Son nüfus istatistikleri depremden doğrudan 13.3 milyon civarı bir nüfusun (Türkiye toplam nüfusunun %15.6’sı) etkilendiğine işaret ediyor. Bu ise 1999 Marmara depreminin en çok zarara uğrattığı Sakarya, Yalova ve Kocaeli’nin o dönemde %7 olan payının çok üzerinde bulunuyor. Söz konusu 10 ilimizin 2021 yıl sonu itibarı ile Türkiye GSYH’sından aldıkları pay ise %9.3 düzeyinde bulunurken, Marmara depreminden etkilenen üç ilimizin aldığı pay son durumda %5.8 civarında ve o tarihte de benzer olduğu varsayılabilir.

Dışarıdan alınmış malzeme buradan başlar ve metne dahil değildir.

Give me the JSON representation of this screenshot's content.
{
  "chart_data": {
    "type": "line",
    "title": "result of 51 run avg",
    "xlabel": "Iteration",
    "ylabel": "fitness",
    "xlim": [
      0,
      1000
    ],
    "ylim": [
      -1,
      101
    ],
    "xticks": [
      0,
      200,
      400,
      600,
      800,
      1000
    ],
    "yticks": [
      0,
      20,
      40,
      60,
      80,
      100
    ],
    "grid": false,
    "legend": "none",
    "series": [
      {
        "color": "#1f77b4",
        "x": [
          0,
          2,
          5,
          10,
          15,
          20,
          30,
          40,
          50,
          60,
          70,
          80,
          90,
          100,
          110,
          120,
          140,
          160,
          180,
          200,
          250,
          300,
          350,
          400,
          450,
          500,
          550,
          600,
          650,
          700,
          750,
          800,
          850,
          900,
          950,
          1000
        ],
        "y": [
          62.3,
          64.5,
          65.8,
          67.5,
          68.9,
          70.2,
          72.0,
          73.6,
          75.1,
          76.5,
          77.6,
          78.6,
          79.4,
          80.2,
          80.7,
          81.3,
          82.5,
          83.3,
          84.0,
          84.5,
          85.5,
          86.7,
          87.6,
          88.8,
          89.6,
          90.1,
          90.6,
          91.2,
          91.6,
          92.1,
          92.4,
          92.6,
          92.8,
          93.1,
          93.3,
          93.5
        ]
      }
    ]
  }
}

1999 depremi sonrası yapılan çalışmalarda ekonomiye maliyetin; TÜSİAD’a göre 17 milyar dolar, dönemin Devlet Planlama Teşkilatı’na göre 15 ila 19 milyar dolar, Dünya Bankası’na göre ise 12 ila 17 milyar dolar olabileceği açıklanmıştı. Dünya Bankası’nın söz konusu çalışmasına bu bağlantıdan ulaşılabiliyor. Söz konusu çalışmada, konut, altyapı, yollar, enerji, telekomünikasyon gibi altyapı stoku için doğrudan maliyetin milli gelirin %1.5-3.3 aralığı düzeyinde olabileceği, milli geliri ilgili yılda %0.6-1.0 aralığında aşağı çekebileceği, bütçe açığını artırıcı etkisinin GSYH’ya oranla %0.9-1.1 ve cari açığı artırıcı (yıkım sonrası hızlanacak yeniden yapım çalışmaları nedeniyle) etkisinin %0.5 düzeyinde olabileceği sonuçlarına varılmıştı. Tahmin aralıklarının üst sınırları toplandığında ise milli gelire oranla %5.9 değerine ulaşılıyordu. Bugünkü GSYH düzeyi ile bu değer yaklaşık 52 milyar dolar karşılığında oluyor. Buna karşılık, son felaketin konut ve altyapı gibi alanlarda Marmara depremine göre daha büyük etkide bulunması olası görünürken, üretim ve dolayısı ile milli gelir kaybının diğer bölgelerde gözlenecek ilave üretim artışı ile daha sınırlı kalabileceği söylenebilir. Bütçe ve cari açık etkileri ise birbiri ile bağlantılı seyredecek ve ekonomi yönetiminin para ve maliye politikasında bu gelişme sonrası vereceği tepkiye bağlı olacağından, risklerin yönü konusunda sağlıklı değerlendirme yapmak şu aşamada zor görünmektedir.